Earlier this month, the Supreme Court ruled unanimously in Kokesh v. SEC1 that a claim for disgorgement arising from the violation of federal securities law constitutes a “penalty” for purposes of the general statute of limitations provision in 28 U.S.C. § 2462. That provision imposes a five-year limitation on any “action, suit or proceeding for the enforcement of any civil fine, penalty, or forfeiture, pecuniary or otherwise.” Because § 2462 applies to actions brought by any government entity, the Court's recent decision could have significant implications not only for enforcement actions by the Securities and Exchange Commission (SEC), but for all financial regulatory agency actions seeking disgorgement as a remedy for past misconduct.

The Decision

The Court looked to two principles in determining whether SEC disgorgement is a “penalty” for purposes of § 2462. First, the Court held that SEC disgorgement is a penalty because it is meant to address a wrong to the public, not an individual investor. Indeed, various courts—as well as the United States Government—have characterized disgorgement in SEC cases as a remedy for “harm to the public at large”2 and as “an effective deterrent to future violations.”3

Second, the Court held SEC disgorgement is a penalty because a primary purpose of disgorgement is deterrence—an inherently punitive goal. The Court rejected the Government's contention that SEC disgorgement is “remedial” and simply seeks to “restore the status quo.” Although disgorged funds are sometimes distributed to affected individuals, this distribution is discretionary, and “courts have required disgorgement 'regardless of whether the disgorged funds will be paid to . . . investors as restitution.'”4 In short, the Court concluded, because disgorgement in SEC cases operates as punishment for violations of public laws rather than compensation for private wrongs, the disgorgement sanction “bears all the hallmarks of a penalty.”5


The Kokesh decision has significant implications both for SEC actions and for actions by other federal financial regulators.
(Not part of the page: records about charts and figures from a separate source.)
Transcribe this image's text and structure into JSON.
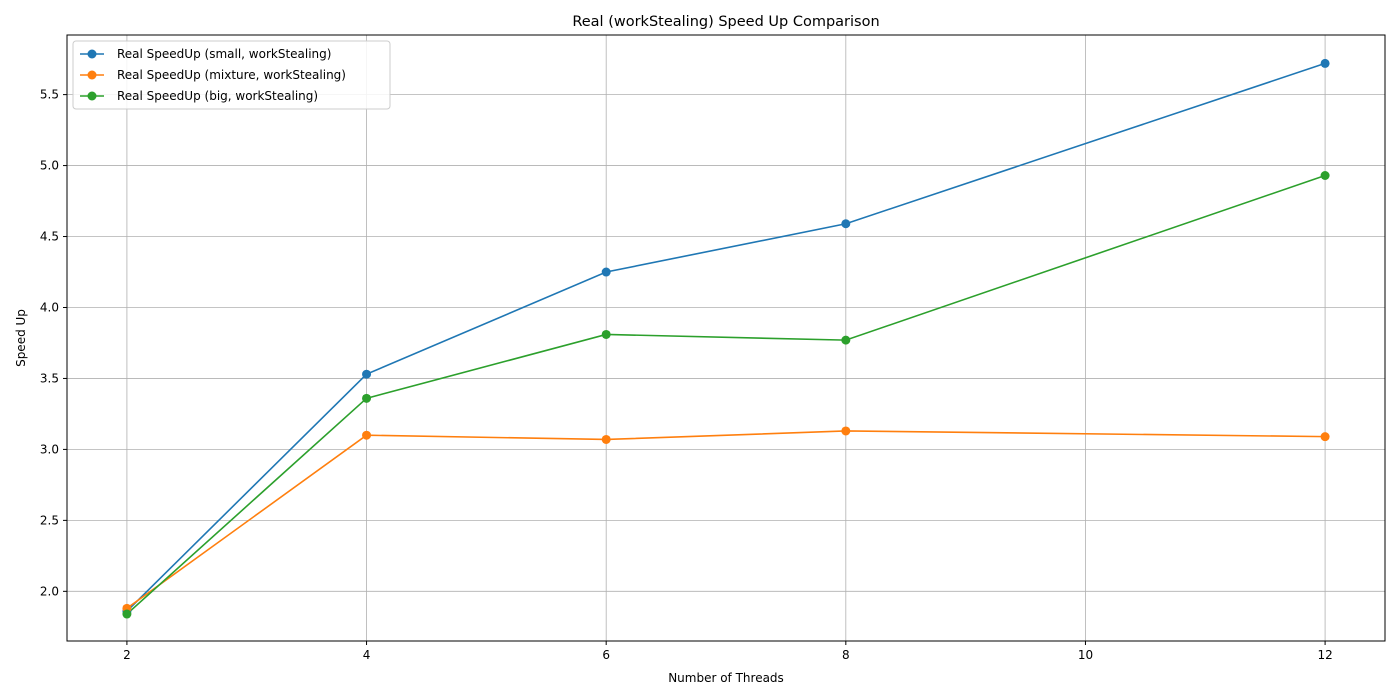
{
  "chart_data": {
    "type": "line",
    "title": "Real (workStealing) Speed Up Comparison",
    "xlabel": "Number of Threads",
    "ylabel": "Speed Up",
    "x": [
      2,
      4,
      6,
      8,
      12
    ],
    "xticks": [
      2,
      4,
      6,
      8,
      10,
      12
    ],
    "yticks": [
      2.0,
      2.5,
      3.0,
      3.5,
      4.0,
      4.5,
      5.0,
      5.5
    ],
    "xlim": [
      1.5,
      12.5
    ],
    "ylim": [
      1.65,
      5.92
    ],
    "grid": true,
    "legend_position": "top-left",
    "series": [
      {
        "name": "Real SpeedUp (small, workStealing)",
        "color": "#1f77b4",
        "values": [
          1.86,
          3.53,
          4.25,
          4.59,
          5.72
        ]
      },
      {
        "name": "Real SpeedUp (mixture, workStealing)",
        "color": "#ff7f0e",
        "values": [
          1.88,
          3.1,
          3.07,
          3.13,
          3.09
        ]
      },
      {
        "name": "Real SpeedUp (big, workStealing)",
        "color": "#2ca02c",
        "values": [
          1.84,
          3.36,
          3.81,
          3.77,
          4.93
        ]
      }
    ]
  }
}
For one, the Court's decision was categorical: SEC disgorgement is a “penalty” under § 2462 even if used to compensate individual victims and restore the status quo. The decision will accordingly put pressure on the SEC to conduct investigations and bring actions promptly, and seems likely to increase agency aggressiveness in seeking and renewing tolling agreements. Agencies may also seek to devise alternative approaches—such as use of the “continuing violation” doctrine—to avoid application of § 2462.
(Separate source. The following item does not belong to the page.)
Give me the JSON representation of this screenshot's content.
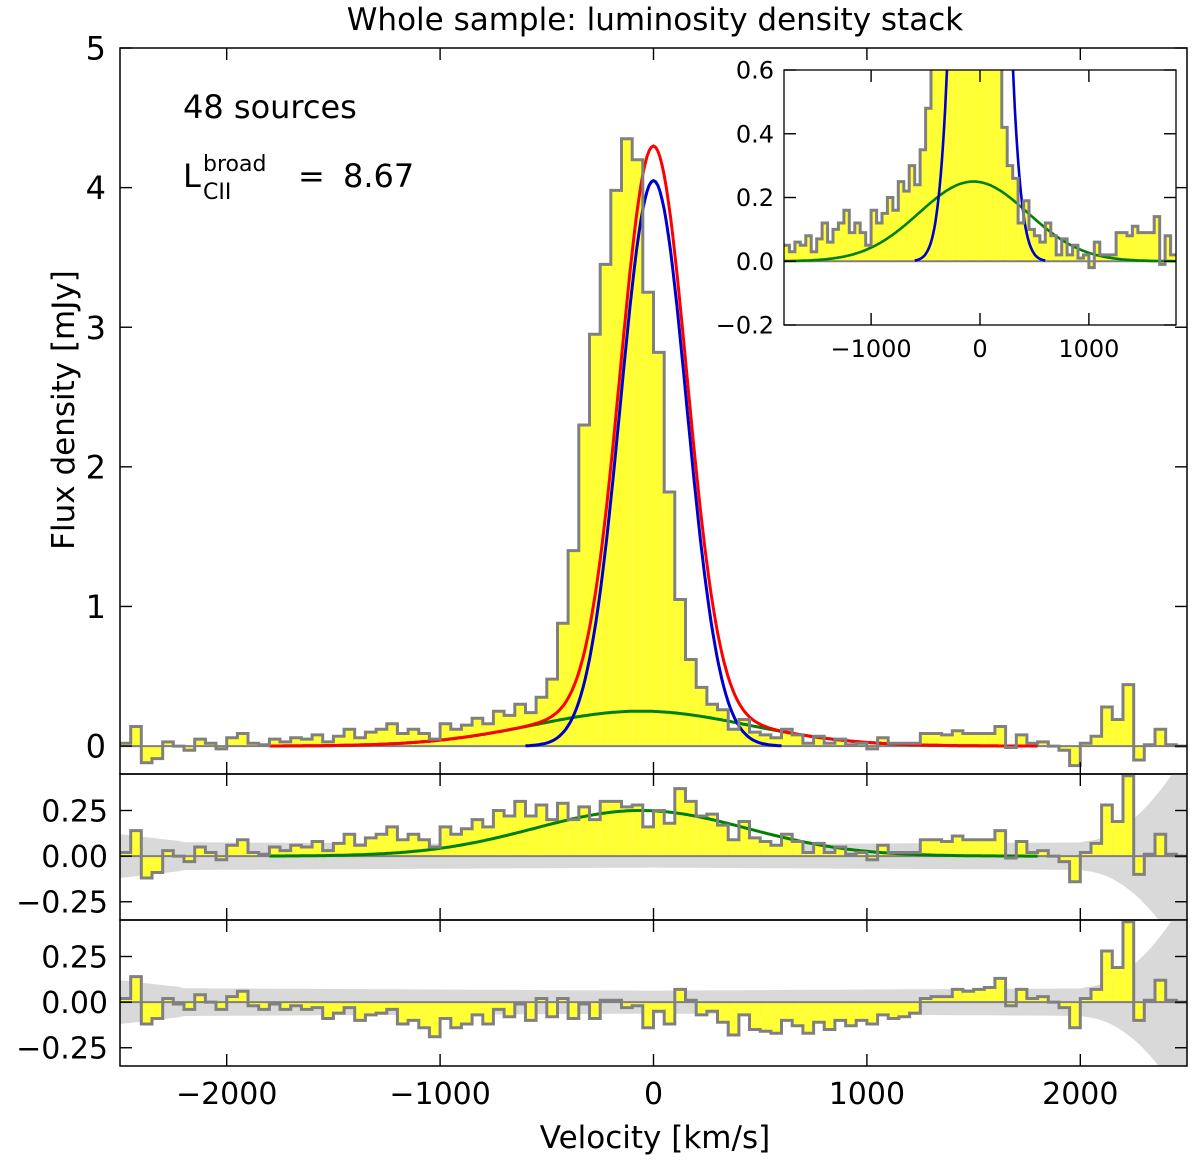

In addition, although Kokesh addressed disgorgement only “as it is applied in SEC enforcement proceedings,” its rationale could apply equally to disgorgement sought by other financial regulatory agencies. Like the SEC, these agencies can seek disgorgement through courts' “inherent equity power to grant relief ancillary to an injunction,”6 but they can also seek disgorgement using their statutory authorities. The Consumer Financial Protection Bureau (CFPB) is expressly authorized by statute to seek disgorgement as a remedy.7 And under 12 U.S.C. § 1818(b), the Federal Reserve, the Office of the Comptroller of the Currency, and the Federal Deposit Insurance Corporation can order institutions subject to cease-and-desist proceedings to take “affirmative action”—including the provision of “restitution” or “reimbursement”—in order to “remedy any conditions resulting from any violation” of the laws these agencies enforce.8 It is not uncommon for agencies to seek such remedies beyond the 5-year limitation in § 2462. Kokesh calls this approach into serious doubt.

At a minimum, other agencies will have to distinguish their disgorgement remedies from SEC disgorgement if they hope to get around the limitations period in § 2462. That could be difficult, as existing case law suggests that disgorgement claims by financial regulatory agencies share the characteristics that drove the Kokesh analysis. The Ninth Circuit, for example, recently recognized that the purpose of CFPB disgorgement claims was “not to redress consumer injuries but to deprive wrongdoers of ill-gotten gains.”9 The court described disgorgement as requiring “only a reasonable approximation of profits causally connected to the violation” and found “no basis” for the position that a disgorgement calculation should exclude funds paid by consumers who did not suffer any injury.10

Finally, Kokesh indicates that aggressive agency statute of limitations arguments are likely to be met with skepticism at the Supreme Court. This is the Supreme Court's second unanimous decision in recent years soundly rejecting agency arguments for a broader statute of limitations. In 2013, the decision in SEC v. Gabelli11 held that no discovery rule applies to the limitations period in § 2462. This trend signals trouble for aggressive statute of limitations arguments advanced by several agencies. For example, federal banking agencies have long claimed that no limitations period governed administrative proceedings under the Federal Deposit Insurance Act12—a position the DC Circuit has rejected to the extent the agency's claim implicates § 2462.13 Similarly, the CFPB has taken the position that no statute of limitation applies where the agency proceeds administratively.14 The only court to address this argument ruled against the agency.15 At a minimum, applying § 2462 to claims for disgorgement would serve as a significant constraint on the financial regulatory agencies' ability to avoid statute of limitations constraints.